ONT Long-read cDNA quanitification pipeline using Bambu
Assumes DCS109 (default) or PCS109 kits used to generate libraries. Will add direct RNA when I get some data :)
git clone "https://github.com/gbouras13/giantpandrna.git"
cd giantpandrna/
pip install -e .
giantpandrna --help
giantpandrna install --help
giantpandrna run --help
For each sample (steps 1-4):
- Runs pychopper on the input reads (qc.smk)
- If you have DCS109, runs pychopper resuce mode to rescue more unclassified reads (qc.smk), then aggreagates all full length and rescued reads (qc.smk). You may want these high quality reads downstream for other application.
- Maps all input (not QC'd) reads using minimap2 against your chosen transcriptome (align.smk).
- Sorts bam and calculates statistics (align.smk).
- Runs nanoreceptor on the input reads to identify immunoglobulin counts in each sample.
Once 4. has finished for all samples:
- Runs bambu on all input aligned bams.
- giantpandrna requires an input csv file with 2 columns
- Each row is a sample
- Column 1 is the sample name, column 2 is the long read ONT fastq file in *fastq.gz format.
- No headers
e.g.
sample1,sample1_long_read.fastq.gz
sample2,sample2_long_read.fastq.gz
First, you need to specify a species and an output directory to install the transcriptome database using giantpandrna install.

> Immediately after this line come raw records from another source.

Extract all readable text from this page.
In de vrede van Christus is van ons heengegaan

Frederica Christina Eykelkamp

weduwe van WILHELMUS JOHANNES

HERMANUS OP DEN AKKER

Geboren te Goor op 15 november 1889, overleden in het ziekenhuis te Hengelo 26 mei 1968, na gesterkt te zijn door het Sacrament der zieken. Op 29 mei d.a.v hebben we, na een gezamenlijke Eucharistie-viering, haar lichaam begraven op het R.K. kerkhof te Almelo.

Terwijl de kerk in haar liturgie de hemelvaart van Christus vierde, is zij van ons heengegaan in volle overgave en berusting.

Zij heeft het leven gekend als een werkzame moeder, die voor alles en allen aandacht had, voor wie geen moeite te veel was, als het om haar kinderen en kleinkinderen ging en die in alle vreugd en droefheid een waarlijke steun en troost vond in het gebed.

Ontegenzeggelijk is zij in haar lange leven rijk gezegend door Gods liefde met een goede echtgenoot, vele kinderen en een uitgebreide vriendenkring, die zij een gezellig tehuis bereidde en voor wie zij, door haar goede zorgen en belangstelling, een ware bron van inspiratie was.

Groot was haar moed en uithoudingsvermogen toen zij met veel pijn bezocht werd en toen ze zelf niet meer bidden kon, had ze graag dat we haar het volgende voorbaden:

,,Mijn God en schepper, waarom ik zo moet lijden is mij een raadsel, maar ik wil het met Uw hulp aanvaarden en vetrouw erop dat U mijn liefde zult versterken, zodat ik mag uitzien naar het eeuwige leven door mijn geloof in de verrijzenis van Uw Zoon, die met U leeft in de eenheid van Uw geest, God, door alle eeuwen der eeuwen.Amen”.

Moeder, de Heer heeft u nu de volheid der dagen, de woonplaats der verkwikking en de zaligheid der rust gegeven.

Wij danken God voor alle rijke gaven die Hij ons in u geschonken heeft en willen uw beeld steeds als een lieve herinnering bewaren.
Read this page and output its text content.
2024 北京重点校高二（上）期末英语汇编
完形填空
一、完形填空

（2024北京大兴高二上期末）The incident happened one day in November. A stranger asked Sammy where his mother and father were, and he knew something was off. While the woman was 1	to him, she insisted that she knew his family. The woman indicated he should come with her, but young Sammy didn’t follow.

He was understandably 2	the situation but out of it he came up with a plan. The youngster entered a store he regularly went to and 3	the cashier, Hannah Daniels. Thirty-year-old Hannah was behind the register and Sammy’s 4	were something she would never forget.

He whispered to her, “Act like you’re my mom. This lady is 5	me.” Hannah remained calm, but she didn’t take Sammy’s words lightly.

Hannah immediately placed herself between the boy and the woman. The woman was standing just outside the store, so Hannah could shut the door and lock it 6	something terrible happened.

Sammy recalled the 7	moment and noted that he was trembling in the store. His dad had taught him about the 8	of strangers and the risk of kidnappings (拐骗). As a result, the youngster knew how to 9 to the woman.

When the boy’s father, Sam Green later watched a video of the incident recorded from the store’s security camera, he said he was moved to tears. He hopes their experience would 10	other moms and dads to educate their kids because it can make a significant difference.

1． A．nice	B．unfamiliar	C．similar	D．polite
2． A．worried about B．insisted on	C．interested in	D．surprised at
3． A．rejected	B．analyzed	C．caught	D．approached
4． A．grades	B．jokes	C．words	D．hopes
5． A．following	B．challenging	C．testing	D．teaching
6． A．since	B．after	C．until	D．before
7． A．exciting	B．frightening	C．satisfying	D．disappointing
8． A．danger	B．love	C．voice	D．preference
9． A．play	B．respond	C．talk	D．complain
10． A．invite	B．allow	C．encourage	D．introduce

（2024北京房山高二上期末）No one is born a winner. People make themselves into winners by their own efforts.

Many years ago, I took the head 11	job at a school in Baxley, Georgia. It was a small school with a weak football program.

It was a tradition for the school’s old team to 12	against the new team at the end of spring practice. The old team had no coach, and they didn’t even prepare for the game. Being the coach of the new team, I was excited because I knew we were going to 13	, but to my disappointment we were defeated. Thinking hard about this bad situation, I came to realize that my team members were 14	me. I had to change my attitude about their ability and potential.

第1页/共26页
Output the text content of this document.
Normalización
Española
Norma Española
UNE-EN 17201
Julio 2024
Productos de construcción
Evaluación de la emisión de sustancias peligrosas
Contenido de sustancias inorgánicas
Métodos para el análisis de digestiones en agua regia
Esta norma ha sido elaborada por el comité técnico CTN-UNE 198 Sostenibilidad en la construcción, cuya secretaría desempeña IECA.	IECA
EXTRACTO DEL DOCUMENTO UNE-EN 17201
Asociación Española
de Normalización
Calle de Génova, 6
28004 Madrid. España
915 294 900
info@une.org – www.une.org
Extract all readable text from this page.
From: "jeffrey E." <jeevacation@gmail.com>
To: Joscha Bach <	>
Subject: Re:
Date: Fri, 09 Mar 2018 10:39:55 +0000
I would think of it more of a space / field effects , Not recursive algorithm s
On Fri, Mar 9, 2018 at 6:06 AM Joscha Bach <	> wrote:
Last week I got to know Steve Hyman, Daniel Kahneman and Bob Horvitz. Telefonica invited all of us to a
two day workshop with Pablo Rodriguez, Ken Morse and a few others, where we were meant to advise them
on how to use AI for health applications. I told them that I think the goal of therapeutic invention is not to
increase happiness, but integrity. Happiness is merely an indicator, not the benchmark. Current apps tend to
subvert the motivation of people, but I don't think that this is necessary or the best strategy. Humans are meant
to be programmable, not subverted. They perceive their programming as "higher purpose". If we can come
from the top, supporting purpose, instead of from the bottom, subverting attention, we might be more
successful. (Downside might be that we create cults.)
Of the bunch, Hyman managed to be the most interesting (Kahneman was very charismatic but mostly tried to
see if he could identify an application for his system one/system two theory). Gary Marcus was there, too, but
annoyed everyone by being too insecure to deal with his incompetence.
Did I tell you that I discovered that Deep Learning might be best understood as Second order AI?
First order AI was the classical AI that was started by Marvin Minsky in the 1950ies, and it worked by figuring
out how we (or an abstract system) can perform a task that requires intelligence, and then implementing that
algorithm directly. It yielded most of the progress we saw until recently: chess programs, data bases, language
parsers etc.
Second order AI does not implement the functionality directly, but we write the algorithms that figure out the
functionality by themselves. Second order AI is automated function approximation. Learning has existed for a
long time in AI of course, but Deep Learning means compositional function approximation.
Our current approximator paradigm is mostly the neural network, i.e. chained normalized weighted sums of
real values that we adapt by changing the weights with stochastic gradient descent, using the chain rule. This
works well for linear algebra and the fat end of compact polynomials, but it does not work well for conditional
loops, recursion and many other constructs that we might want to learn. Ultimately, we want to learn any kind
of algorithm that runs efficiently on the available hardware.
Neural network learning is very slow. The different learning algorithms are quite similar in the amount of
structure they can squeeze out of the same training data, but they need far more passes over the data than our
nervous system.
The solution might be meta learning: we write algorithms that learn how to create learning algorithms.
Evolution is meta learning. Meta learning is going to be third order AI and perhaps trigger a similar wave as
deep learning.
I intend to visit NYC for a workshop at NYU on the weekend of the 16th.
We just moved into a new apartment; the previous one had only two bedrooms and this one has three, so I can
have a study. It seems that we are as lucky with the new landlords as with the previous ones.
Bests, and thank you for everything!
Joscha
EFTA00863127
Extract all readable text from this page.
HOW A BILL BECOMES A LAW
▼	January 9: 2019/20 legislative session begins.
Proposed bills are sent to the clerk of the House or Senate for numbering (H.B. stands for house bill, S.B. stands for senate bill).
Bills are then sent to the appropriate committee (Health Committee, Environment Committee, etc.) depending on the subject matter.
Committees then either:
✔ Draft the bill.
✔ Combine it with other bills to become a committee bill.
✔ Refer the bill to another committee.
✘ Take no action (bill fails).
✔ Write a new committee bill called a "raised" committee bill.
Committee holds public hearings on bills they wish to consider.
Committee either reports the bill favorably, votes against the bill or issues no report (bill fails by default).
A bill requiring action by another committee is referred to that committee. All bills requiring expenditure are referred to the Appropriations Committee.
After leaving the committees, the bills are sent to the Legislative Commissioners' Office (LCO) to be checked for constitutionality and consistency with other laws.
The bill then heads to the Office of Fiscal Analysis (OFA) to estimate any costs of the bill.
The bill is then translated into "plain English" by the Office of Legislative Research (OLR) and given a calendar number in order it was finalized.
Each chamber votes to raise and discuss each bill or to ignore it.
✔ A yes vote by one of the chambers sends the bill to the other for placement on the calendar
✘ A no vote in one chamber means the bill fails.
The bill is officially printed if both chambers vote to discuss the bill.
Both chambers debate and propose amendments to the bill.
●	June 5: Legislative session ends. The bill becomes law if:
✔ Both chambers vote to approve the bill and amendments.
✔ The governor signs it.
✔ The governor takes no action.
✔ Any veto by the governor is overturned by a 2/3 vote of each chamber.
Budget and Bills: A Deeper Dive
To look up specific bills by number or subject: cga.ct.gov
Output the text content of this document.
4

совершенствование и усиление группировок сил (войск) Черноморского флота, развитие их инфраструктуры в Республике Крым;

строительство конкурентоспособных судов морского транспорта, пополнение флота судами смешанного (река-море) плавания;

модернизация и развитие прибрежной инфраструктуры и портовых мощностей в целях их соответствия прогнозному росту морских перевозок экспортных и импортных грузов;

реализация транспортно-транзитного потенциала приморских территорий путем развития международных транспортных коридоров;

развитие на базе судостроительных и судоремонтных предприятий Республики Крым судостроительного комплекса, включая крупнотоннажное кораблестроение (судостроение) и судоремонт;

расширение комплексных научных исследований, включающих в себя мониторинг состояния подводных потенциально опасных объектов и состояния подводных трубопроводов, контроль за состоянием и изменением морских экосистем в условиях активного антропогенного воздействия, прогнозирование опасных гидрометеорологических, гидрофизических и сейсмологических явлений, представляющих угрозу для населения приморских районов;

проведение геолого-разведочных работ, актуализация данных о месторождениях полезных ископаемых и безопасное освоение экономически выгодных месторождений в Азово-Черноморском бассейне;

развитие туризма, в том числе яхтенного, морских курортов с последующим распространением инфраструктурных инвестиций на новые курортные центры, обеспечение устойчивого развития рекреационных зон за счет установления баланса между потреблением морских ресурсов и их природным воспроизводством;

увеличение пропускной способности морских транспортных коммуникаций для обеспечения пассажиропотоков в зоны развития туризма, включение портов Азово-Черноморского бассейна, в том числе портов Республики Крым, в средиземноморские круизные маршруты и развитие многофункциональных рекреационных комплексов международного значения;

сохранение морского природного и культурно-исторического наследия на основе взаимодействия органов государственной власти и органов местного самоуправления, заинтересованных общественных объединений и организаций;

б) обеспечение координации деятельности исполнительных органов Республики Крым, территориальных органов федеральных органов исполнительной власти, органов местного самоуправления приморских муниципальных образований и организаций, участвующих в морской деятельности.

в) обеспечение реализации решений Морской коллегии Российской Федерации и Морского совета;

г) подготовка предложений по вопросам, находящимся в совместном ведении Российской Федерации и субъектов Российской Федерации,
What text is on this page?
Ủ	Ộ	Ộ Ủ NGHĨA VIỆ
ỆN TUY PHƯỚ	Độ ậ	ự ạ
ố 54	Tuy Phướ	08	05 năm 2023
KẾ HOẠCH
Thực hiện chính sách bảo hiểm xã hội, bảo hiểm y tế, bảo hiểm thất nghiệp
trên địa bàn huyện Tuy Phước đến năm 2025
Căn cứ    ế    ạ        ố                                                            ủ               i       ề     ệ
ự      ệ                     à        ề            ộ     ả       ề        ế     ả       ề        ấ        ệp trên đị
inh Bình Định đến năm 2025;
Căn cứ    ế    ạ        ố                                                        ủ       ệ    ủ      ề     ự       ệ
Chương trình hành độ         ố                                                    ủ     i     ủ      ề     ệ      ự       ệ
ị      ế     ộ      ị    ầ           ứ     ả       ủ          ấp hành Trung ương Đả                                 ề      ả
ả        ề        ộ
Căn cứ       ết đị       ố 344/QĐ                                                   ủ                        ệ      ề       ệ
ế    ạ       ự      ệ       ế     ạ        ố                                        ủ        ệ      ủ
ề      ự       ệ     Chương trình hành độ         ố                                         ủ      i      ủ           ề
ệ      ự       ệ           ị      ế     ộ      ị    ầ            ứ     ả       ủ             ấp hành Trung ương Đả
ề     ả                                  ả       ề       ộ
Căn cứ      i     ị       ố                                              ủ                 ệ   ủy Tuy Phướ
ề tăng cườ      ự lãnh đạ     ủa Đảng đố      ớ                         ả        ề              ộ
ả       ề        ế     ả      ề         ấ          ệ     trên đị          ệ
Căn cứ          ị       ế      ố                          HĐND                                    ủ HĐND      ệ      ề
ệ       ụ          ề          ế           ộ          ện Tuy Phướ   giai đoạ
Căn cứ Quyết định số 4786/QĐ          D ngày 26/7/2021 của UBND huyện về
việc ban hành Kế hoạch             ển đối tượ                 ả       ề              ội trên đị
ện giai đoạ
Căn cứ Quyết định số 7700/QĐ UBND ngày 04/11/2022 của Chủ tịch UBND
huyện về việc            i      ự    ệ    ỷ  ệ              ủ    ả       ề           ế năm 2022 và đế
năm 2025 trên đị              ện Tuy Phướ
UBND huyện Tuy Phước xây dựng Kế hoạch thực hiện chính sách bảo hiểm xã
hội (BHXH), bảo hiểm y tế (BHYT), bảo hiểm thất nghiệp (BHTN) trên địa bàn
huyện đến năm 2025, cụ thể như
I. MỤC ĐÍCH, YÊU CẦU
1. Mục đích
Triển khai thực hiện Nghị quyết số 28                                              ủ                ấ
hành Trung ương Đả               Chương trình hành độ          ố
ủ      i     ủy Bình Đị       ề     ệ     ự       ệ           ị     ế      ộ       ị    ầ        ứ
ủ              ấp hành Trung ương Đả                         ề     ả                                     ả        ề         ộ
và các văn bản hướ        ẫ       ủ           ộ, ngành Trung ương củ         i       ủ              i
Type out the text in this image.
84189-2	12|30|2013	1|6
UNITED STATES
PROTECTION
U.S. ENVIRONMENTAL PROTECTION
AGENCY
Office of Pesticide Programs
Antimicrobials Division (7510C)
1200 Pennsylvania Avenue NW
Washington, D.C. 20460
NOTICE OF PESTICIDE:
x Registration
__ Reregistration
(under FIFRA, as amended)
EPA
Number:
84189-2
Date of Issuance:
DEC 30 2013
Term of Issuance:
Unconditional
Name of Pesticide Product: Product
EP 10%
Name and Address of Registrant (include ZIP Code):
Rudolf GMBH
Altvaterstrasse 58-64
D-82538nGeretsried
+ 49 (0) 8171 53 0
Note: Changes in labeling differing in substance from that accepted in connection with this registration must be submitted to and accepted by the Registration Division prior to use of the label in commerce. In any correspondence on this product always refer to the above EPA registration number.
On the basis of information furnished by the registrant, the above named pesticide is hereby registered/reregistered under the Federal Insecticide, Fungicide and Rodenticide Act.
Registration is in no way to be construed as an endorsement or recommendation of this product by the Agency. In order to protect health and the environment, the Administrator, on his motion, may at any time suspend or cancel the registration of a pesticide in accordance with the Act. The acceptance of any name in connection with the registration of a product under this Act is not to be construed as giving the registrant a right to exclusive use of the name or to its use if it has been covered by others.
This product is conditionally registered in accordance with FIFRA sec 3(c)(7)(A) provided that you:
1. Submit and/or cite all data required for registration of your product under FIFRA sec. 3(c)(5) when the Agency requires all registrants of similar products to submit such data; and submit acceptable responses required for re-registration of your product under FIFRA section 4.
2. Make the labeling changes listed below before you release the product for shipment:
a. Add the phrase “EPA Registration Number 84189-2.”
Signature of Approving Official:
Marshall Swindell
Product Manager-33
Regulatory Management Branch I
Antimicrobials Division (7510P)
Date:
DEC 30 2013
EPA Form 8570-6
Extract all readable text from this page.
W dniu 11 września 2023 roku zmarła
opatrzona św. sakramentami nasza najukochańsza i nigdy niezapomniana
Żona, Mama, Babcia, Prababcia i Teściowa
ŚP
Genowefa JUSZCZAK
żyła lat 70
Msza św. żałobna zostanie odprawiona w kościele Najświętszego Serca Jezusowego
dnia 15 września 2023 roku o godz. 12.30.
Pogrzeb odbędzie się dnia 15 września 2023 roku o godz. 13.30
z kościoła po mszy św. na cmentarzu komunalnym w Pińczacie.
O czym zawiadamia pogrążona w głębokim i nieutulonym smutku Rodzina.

For now species are limited to Rat and Human. They are taken from ensembl release 108.
giantpandrna install --species Rat --referenceDir RatDB
After that has finished, run the pipeline, specifying the species and reference directory:
giantpandrna run --input <input.csv> --output <output_dir> --threads <threads> --species Rat --referenceDir RatDB --kit DCS109
I would highly highly recommend running giantpandrna using a Snakemake profile. Please see this blog post for more details. I have included an example slurm profile in the profile directory, but check out this link for more detail on other HPC job scheduler profiles.
giantpandrna run --input <input.csv> --output <output_dir> --threads <threads> --species Rat --referenceDir RatDB --profile profiles/giantpandrna
Usage: giantpandrna run [OPTIONS] [SNAKE_ARGS]...
Run giantpandrna
Options:
--input TEXT Input file/directory [required]
--species [Rat|Human] Species [default: Rat]
--kit [DCS109|PCS109] Kit [default: DCS109]
--referenceDir TEXT Reference Directory for Transcriptomes
[default: Database]
--output PATH Output directory [default: giantpandrna.out]
--configfile TEXT Custom config file [default:
(outputDir)/config.yaml]
--threads INTEGER Number of threads to use [default: 1]
--use-conda / --no-use-conda Use conda for Snakemake rules [default: use-
conda]
--conda-prefix PATH Custom conda env directory
--snake-default TEXT Customise Snakemake runtime args [default:
--rerun-incomplete, --printshellcmds,
--nolock, --show-failed-logs]
-h, --help Show this message and exit.